H.R. - throat
Darryl Jenifer - basses, backing vocals
Earl Hudson - drums, backing vocals
Dr. Know - guitars, backing vocals
Adapted from Ryan Richardson's bio at Break My Face
Back in Washington D.C. in 1977, four black guys formed a jazz/funk outfit called Mind Power. "All the while we was jazz, we wanted to innovate," H.R. says. "We wanted to be part of something new and different and real. We was continually seeking. And then I saw the Sex Pistols album, and I said, 'BOOM! This is it!" The credit for introducing safety pins and punk rock goes to Sid McCray, an early vocalist for the band.
Influenced by the Pistols, Eater and The Clash, as well as Led Zeppelin, Mind Power changed their name after six months to the Bad Brains and dove head first into punk rock. It was the Clash's version of "Police and Thieves" that introduced the band to reggae. The foursome bought a house in suburban Maryland. They went to jobs and school during the day, and rehearsed furiously at night to build stamina and speed.
After 6 months, the band ditched their daytime commitments (among them: washing cars, laundering clothes, and working in a bomb factory). HR forfeited 3 years of pre-med to go professional. They distributed flyers outside DC new wave clubs for a free show in their house basement. "It was different, because we were all black and playing punk rock music. The news spread around DC," HR says. "Before we had even played our first show, people were coming up to me telling me how good the Bad Brains are."
After a series of bi-weekly gigs, the more established venues followed. The legions of young fans who followed the band religiously included future members of the Teen Idles, Minor Threat, Scream, and S.O.A. However, after a verbal battle with police (who tried to pull the plug on an outdoor show) and ejections from larger venues, the Bad Brains found themselves blacklisted by area clubs, hastening their departure from Washington D.C.
Before they left, the band recorded at Don Zientara's home-based studio, Inner Ear, in Arlington, Virginia (where all the early Dischord bands recorded). These 4-track recordings were eventually released as Black Dots in 1996 on Caroline Records. This session is absolutely incredible punk rock, a document of blistering hardcore whose intensity would rarely - if ever - be matched again by any other band.
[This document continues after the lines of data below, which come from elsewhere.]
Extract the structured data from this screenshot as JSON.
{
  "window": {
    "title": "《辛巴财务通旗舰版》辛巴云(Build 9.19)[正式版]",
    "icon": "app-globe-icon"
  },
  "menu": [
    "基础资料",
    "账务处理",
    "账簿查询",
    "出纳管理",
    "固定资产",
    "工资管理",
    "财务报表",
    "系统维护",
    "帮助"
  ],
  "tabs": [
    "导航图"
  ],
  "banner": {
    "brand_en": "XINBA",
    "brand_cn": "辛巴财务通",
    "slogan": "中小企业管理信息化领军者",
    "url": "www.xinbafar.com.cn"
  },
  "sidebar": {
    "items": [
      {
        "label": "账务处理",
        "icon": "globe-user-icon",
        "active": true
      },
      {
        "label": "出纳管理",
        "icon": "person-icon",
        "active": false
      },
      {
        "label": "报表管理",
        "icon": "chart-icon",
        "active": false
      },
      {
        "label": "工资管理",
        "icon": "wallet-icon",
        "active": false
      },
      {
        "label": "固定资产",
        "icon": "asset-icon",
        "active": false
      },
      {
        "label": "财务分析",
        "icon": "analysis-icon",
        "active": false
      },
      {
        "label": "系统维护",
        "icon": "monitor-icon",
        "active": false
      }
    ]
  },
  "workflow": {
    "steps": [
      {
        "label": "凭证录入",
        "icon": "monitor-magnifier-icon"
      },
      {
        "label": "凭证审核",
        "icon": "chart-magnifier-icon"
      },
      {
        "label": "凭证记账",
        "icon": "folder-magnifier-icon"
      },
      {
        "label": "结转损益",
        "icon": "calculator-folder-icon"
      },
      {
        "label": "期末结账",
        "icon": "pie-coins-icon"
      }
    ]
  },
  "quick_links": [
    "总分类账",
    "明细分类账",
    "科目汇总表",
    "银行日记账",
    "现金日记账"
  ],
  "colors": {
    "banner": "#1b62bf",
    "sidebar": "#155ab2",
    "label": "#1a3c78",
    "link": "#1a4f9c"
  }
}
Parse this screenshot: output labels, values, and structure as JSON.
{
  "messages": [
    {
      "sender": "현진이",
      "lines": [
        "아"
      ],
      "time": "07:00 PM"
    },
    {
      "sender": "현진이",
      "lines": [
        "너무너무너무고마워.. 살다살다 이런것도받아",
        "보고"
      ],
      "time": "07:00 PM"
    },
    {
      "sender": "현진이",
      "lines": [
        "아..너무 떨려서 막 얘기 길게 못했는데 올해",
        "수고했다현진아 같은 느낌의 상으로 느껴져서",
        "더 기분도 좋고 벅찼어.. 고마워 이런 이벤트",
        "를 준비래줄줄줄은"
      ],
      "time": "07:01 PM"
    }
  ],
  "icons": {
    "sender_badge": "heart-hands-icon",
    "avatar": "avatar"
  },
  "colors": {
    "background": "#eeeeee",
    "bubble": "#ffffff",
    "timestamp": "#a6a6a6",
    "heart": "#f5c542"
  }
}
In 1979, the Bad Brains left for New York City. In December, the band recorded a debut 45 on their own label ("Pay To Cum" b/w "Stay Close To Me"), which was later included on the widely distributed Let Them Eat Jellybeans compilation LP. The first pressing of the "Pay To Cum" 7in. lists two separate Maryland addresses (one on the label, a different "Fan Club" address on the sleeve) indicating that the ties to DC weren't completely severed. The band would later repress the single in New York City and issue it without a picture sleeve (red & tan labels instead of the brown & white of the first pressing). "Pay To Cum" shattered any previous claim to a land speed record (probably held at the time by the first Middle id 45). The amazing "Don't Bother Me" also appeared on the Best of Limp compilation LP in 1980.
Earlier in 1979, the group had attended a Bob Marley show which, for them, was a spiritual epiphany. By the time the band moved to the Big Apple, they had collectively adopted the Rastafari religion. Their newfound beliefs focused on survival through righteous action and thoughts, or PMA (positive mental attitude). HR lifted the PMA concept from a self-help book called How to Think and Grow Rich. "PMA" appears in large, unexplained letters on the insert for "Pay To Cum".
1982 saw the release of the Bad Brains cassette on ROIR. The songs, recorded in the last months of 1981, are another incredible studio effort, more polished than the Inner Ear recordings. First appearances of songs like "Big Takeover" and "Sailin' On" proved the band was as intense as ever. 1983 saw Ric Ocasek extend an invitation to record at his Boston studio. This session resulted in the Rock For Light LP originally released on PVC.
Bad Brains initially broke up in 1984 due to group tensions. There have been various incarnations of the band since then, recording and touring with different line ups and different names, but now the original group has returned stronger than ever to claim the fame they deserved. 2006 had them on the big stage playing sold out shows at CBGB’s, and on big screen with the release of the Bad Brains Live at CBGB DVD & a prominent place in the documentary American Hardcore. 2007 saw the release of their latest album, Build a Nation on Megaforce Records as well as a limited edition picture disc LP of the original ROIR record. This year, the Bad Brains will release a 7” box set and bassist Darryl Jenifer will release his first ever solo album, Blackvova Universal Sound.
And of course, the Bad Brains legacy only grows stronger with each passing year. The band has influenced countless artists, including Henry Rollins & Black Flag, Ian MacKaye, Moby, Beastie Boys, No Doubt, Smashing Pumpkins, Red Hot Chili Peppers, and they will no doubt continue to influence countless more.